You’re probably imagining us hidden, memories of when you wore costume sheets as a child, but our bodies became the cloth, thread thin and creased when we moved. Our eyes are rough-cut holes edged in torn stitches. To look at us you might think the cloth hides death-whitened limbs. There are no limbs anymore. Jessica and I have become the garments of death in a place where the deceased gather.
I do not know if we are biodegradable, if we are linen and wool, or if we are woven through with polyester. Cut from Crimplene. I just know we are formed formless and have left the world of the living.
We see many others around us, nearby, huddled together in corners as if the proximity will bring some relief. Some are the same size as us, others smaller the size of napkins, swatches. Threads. We do not need anyone else. We find ourselves together, Jessica and I, and we need no one else.
When I discover we still have our voices, it comes as a shock in that quiet place. To begin with, I thought our speech had been robbed from us along with our bones and lungs and nerves and cartilage. Yet, we can still think, though there is nothing within the sheet to create thoughts. We see and feel the hollow of losing everything we left behind. The house, and our parents, and Ben sleeping in his room, undisturbed as we were despoiled from the world. I picture him curled up in his bed, duvet loosely thrown to one side, hands clasped as he sleeps silent, and I let out a sob.
The ghost that Jessica has become looks over. There is no face to show surprise, but the way she drapes against the floor changes, her hem rising slightly from the dirt-covered ground. I try to speak, and the words come though I have no mouth to shape them.
“Are, are you okay?” I say, though I know the answer and not for the first time wish I had arms to hold her. Some way to comfort her. I press against her, worn grey fabric against worn grey fabric. I barely feel her.
“No,” she says as truthful as ever. I have always been less honest. I do not think this reduction will change me. Maybe it will concentrate my deception.
“And you?” she asks. The words are like moths fluttering against me. I do not answer.
I can feel the weave of the sheet I have become, the threads rubbing against each other as I move. I wonder if they will erode away, leave me threadbare until the fabric falls apart and I am nothing but fibers lying in the dust. Will I still have thought when I am dispersed? Awareness? I look to the ground. It is bare stone. I wonder if it is cold, but I have no feet to sense the heat of the world, and my hem barely brushes against the ground.

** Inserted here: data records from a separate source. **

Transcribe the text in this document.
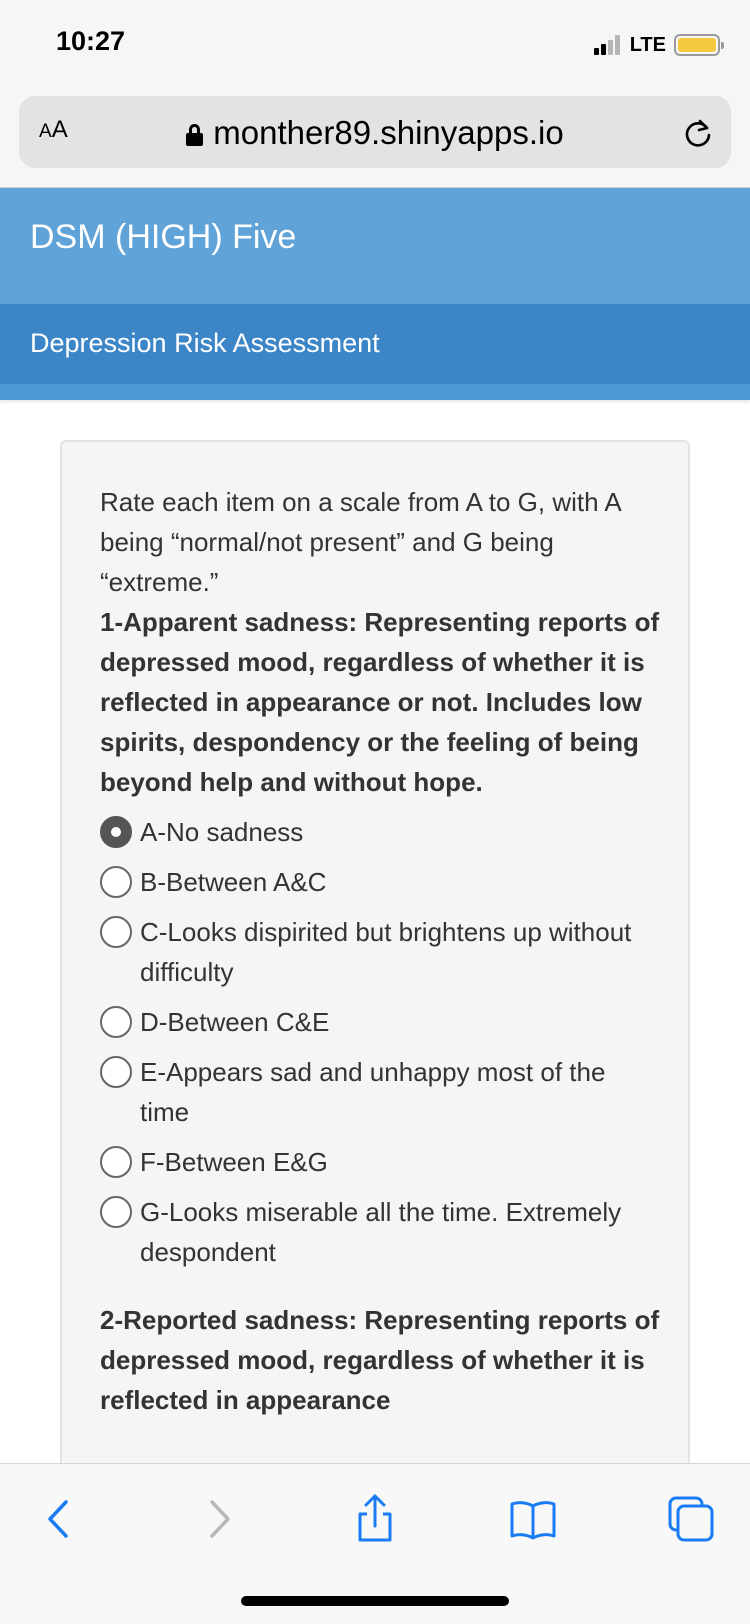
10:27	LTE
AA	monther89.shinyapps.io
DSM (HIGH) Five
Depression Risk Assessment
Rate each item on a scale from A to G, with A being “normal/not present” and G being “extreme.”
1-Apparent sadness: Representing reports of depressed mood, regardless of whether it is reflected in appearance or not. Includes low spirits, despondency or the feeling of being beyond help and without hope.
A-No sadness
B-Between A&C
C-Looks dispirited but brightens up without difficulty
D-Between C&E
E-Appears sad and unhappy most of the time
F-Between E&G
G-Looks miserable all the time. Extremely despondent
2-Reported sadness: Representing reports of depressed mood, regardless of whether it is reflected in appearance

Time passes like food rotting. We hear others talking. They stay in their clusters. I wonder if they are families or households. If they knew each other before, or if they gathered here like iron filings. I watch Jessica approach a group of four specters, all as grey as we are. They float from her as if repelled. Maybe what seems like fabric is magnetized. Fine weave of meteorite iron. Maybe we can only remain in the vicinity of those we loved in the living world. I do not feel the weight of being metallic. I only feel the weight of being lost.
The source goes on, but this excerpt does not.